O parágrafo único do dispositivo, todavia, excepciona a proibição em dois casos: (a) no que se refere à participação do servidor nos conselhos de administração e fiscal de empresas ou entidades em que a União detenha, direta ou indiretamente, participação no capital social ou em sociedade cooperativa constituída para prestar serviços a seus membros; (b) na hipótese de o servidor gozar de licença para o trato de interesses particulares.

Sobre os objetivos tutelados pela norma, o Manual de Processo Administrativo Disciplinar da CGU, edição 2017, p. 218, esclarece que:

“apontam-se dois objetos que são protegidos por esta norma:

a) a dedicação e compromisso do servidor para o com o serviço público;

b) e a prevenção de potenciais conflitos de interesse entre os poderes inerentes ao cargo público e o patrimônio particular dos servidores, já que em muitas ocasiões pode o Poder Público influenciar positivamente na atividade empresarial”

No que se refere à abrangência da vedação, entende-se que a proibição constante do art. 117, inc. X deve ser interpretada restritivamente, na medida em que trata da limitação de direitos. Dessa forma, para configurar a vedação ali inscrita é necessária a efetiva atuação do servidor na gerência ou administração de sociedade privada, não sendo suficiente a inclusão de seu nome no contrato social da empresa.

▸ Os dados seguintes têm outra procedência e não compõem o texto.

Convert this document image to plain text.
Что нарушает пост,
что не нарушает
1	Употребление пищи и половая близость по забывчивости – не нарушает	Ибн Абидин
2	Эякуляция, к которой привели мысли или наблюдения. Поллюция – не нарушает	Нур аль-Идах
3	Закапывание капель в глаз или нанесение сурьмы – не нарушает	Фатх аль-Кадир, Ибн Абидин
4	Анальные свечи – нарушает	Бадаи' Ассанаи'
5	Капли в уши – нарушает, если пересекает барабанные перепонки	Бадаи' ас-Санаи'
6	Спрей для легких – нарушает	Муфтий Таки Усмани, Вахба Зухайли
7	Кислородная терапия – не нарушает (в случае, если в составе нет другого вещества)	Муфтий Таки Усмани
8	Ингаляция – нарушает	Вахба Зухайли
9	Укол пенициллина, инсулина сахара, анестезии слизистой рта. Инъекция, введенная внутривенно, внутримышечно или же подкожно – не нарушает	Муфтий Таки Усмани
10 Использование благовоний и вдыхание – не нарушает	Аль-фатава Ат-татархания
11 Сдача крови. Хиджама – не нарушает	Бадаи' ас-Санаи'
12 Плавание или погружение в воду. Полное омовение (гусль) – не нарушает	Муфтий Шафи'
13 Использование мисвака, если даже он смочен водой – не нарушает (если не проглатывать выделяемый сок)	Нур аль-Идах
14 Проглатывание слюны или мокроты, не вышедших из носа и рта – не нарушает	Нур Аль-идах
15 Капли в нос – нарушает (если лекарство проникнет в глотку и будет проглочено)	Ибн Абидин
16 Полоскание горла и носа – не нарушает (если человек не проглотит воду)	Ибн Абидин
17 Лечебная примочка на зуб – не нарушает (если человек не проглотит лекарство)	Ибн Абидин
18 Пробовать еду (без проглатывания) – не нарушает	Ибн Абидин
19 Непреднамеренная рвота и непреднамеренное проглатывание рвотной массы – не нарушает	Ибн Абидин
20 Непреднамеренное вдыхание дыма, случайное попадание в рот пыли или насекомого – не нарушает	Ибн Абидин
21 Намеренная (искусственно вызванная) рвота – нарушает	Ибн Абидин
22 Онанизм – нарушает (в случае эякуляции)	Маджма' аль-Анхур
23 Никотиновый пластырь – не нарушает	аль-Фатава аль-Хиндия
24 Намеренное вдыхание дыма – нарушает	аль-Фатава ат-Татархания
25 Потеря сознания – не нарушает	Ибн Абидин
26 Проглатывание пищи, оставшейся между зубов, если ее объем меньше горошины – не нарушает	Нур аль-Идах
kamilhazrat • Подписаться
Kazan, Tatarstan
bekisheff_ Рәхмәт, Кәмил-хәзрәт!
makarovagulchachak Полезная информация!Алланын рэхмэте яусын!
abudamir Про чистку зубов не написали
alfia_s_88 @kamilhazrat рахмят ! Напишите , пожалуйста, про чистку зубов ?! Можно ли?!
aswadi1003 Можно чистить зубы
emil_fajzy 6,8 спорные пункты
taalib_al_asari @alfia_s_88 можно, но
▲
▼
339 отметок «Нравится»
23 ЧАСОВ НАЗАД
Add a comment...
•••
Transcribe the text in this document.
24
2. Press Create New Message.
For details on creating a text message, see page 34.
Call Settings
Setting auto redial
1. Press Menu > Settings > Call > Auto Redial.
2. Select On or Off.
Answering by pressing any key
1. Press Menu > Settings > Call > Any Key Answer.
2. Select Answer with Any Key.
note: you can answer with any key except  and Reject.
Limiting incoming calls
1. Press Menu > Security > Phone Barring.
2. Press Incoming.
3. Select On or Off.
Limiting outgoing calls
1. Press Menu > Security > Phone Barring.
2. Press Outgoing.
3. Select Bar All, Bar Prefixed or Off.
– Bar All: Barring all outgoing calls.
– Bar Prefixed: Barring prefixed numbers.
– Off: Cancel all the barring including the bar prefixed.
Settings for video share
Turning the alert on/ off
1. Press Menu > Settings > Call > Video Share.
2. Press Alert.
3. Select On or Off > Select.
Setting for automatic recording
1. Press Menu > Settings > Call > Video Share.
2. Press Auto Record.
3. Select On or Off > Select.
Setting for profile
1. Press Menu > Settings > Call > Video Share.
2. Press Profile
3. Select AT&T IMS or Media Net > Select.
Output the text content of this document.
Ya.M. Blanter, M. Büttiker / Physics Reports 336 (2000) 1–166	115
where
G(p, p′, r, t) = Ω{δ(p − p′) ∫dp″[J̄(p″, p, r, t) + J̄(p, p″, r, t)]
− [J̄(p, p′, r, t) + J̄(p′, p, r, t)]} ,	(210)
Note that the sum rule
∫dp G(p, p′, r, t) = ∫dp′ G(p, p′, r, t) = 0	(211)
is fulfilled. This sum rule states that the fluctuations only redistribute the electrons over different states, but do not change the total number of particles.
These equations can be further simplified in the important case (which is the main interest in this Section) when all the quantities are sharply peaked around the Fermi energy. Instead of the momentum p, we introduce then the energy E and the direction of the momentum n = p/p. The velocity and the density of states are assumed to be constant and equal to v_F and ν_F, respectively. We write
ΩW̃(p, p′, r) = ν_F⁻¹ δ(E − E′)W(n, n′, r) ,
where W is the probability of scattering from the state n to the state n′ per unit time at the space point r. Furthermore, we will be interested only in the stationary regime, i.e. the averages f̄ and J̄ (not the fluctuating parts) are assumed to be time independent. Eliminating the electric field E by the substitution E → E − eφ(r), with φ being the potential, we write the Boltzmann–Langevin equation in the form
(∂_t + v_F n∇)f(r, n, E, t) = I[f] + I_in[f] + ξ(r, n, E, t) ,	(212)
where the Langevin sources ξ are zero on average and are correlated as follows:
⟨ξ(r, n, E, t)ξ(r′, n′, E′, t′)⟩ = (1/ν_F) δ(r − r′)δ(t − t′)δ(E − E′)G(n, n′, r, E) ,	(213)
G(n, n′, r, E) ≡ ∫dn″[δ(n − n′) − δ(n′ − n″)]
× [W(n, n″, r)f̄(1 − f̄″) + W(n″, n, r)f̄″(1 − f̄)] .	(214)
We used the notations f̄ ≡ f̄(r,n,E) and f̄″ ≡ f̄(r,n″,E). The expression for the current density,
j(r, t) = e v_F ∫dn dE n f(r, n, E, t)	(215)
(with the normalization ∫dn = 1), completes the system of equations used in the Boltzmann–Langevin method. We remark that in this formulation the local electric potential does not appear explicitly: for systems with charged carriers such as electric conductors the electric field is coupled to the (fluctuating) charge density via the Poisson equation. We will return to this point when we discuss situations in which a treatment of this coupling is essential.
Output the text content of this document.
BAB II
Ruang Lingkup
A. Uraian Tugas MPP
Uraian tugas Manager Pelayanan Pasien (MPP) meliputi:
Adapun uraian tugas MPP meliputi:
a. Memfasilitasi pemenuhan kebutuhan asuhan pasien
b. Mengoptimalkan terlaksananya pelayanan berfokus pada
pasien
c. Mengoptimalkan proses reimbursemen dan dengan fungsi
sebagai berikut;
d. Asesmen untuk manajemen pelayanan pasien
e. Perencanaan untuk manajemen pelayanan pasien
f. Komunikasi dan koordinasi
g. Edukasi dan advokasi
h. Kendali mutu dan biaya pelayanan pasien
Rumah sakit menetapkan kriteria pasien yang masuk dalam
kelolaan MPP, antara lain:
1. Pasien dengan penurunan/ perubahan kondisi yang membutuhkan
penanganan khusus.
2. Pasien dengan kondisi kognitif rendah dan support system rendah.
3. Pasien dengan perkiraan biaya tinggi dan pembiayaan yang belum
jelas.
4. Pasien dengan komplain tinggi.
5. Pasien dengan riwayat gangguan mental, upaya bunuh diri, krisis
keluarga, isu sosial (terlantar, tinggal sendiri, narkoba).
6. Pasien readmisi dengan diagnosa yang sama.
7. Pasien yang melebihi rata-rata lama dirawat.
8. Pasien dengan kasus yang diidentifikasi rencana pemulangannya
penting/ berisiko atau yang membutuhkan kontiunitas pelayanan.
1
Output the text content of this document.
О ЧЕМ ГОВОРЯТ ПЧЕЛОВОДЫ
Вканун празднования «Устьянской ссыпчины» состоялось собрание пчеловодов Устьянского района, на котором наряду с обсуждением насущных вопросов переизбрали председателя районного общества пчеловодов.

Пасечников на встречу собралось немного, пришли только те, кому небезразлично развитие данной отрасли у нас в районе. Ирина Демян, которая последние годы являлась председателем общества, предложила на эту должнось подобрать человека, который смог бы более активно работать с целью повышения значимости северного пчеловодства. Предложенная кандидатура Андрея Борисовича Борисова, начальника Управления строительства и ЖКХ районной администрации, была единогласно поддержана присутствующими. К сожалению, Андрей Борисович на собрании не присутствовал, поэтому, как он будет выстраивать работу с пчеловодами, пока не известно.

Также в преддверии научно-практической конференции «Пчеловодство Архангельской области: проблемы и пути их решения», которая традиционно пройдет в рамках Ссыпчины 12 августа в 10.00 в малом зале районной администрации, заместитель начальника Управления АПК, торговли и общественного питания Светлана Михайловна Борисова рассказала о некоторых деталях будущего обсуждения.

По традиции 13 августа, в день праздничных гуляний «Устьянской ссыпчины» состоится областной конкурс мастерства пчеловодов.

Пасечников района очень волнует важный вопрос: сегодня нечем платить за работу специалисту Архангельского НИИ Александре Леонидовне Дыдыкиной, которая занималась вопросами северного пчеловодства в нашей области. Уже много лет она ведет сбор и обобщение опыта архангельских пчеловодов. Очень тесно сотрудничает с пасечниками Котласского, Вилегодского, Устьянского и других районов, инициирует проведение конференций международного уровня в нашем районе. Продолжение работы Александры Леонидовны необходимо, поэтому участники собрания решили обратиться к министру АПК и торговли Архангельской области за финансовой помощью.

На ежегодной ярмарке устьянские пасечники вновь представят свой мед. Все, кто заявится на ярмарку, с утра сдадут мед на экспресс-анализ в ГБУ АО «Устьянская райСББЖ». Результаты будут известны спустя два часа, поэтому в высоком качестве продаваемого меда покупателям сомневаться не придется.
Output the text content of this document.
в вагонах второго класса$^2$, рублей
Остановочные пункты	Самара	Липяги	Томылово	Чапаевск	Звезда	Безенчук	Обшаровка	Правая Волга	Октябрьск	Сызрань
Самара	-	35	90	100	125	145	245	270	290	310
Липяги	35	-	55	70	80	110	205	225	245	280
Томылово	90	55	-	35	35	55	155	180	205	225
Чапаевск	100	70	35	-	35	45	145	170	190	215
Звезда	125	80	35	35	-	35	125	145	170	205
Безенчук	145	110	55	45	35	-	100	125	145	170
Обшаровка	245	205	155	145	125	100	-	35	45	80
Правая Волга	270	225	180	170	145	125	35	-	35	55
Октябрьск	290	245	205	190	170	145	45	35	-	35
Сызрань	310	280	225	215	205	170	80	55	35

Nessa linha, a Controladoria Geral da União firmou entendimento no sentido de que, para que se configure a infração do art. 117, inc. X, da Lei nº 8.112/90 é necessária a atuação fática e reiterada do servidor do servidor nas condições vedadas pelo precitado dispositivo, tal como consolidado pelo Enunciado nº 9, de 30 de outubro de 2015:

“ILÍCITO SÓCIO-GERÊNCIA – ATUAÇÃO FÁTICA E REITERADA. “Para restar configurada a infração disciplinar capitulada no inciso X do art. 117 da Lei nº 8.112/90, é preciso que o servidor, necessariamente, tenha atuado de fato e de forma reiterada como gerente ou administrador de sociedade privada“. (Grifamos.) (DOU de 16.11.2015, Seção I, página 42.)

Postas estas condições, questiona-se se a vedação do art. 117, X impediria também o servidor de atuar como empresário individual.

Considerando os objetivos da norma, acima citados, especialmente o de preservar o compromisso do servidor com o serviço público, considera-se razoável que a vedação também se estenda a situação de empresário individual ainda que tal condição não configure uma sociedade privada conforme previsto pelo dispositivo.

Demais disso, observa-se que a norma em comento também veda o exercício de comércio, situação em que pode ser inserida a atuação como empresário individual. Nesse sentido, o Manual de Processo Administrativo da CGU, versão 2017, p. 224 já esclarecia que:

“empresário é todo aquele que “exerce profissionalmente atividade econômica organizada para a produção ou a circulação de bens ou de serviços” (art. 966 do Código Civil). Assim, a Lei nº 8.112/90, através do art. 117, inciso X, ao proibir que o agente público exerça atos de comércio, está vedando que todo servidor exerça atividade empresarial, ainda que de forma individual.” (p. 224)

E, mais recentemente, a CGU consolidou tal posicionamento por meio do Enunciado CRG/CGU, nº 8, de 30 de janeiro de 2019, assim redigido:

“VEDAÇÃO DE EXERCÍCIO DO COMÉRCIO. ENUNCIADO CRG/CGU Nº 8, DE 30 DE JANEIRO DE 2019.

“A proibição ao exercício do comércio prevista no art. 117, X, da Lei nº 8.112, de 11 de dezembro de 1990, veda a atuação do servidor público federal como empresário individual ou como administrador de Eireli Empresária”.​

Dentro desse contexto, tem-se que ao servidor público federal é também vedado ser empresário individual, em decorrência do art. 117, X da Lei nº 8.112/90.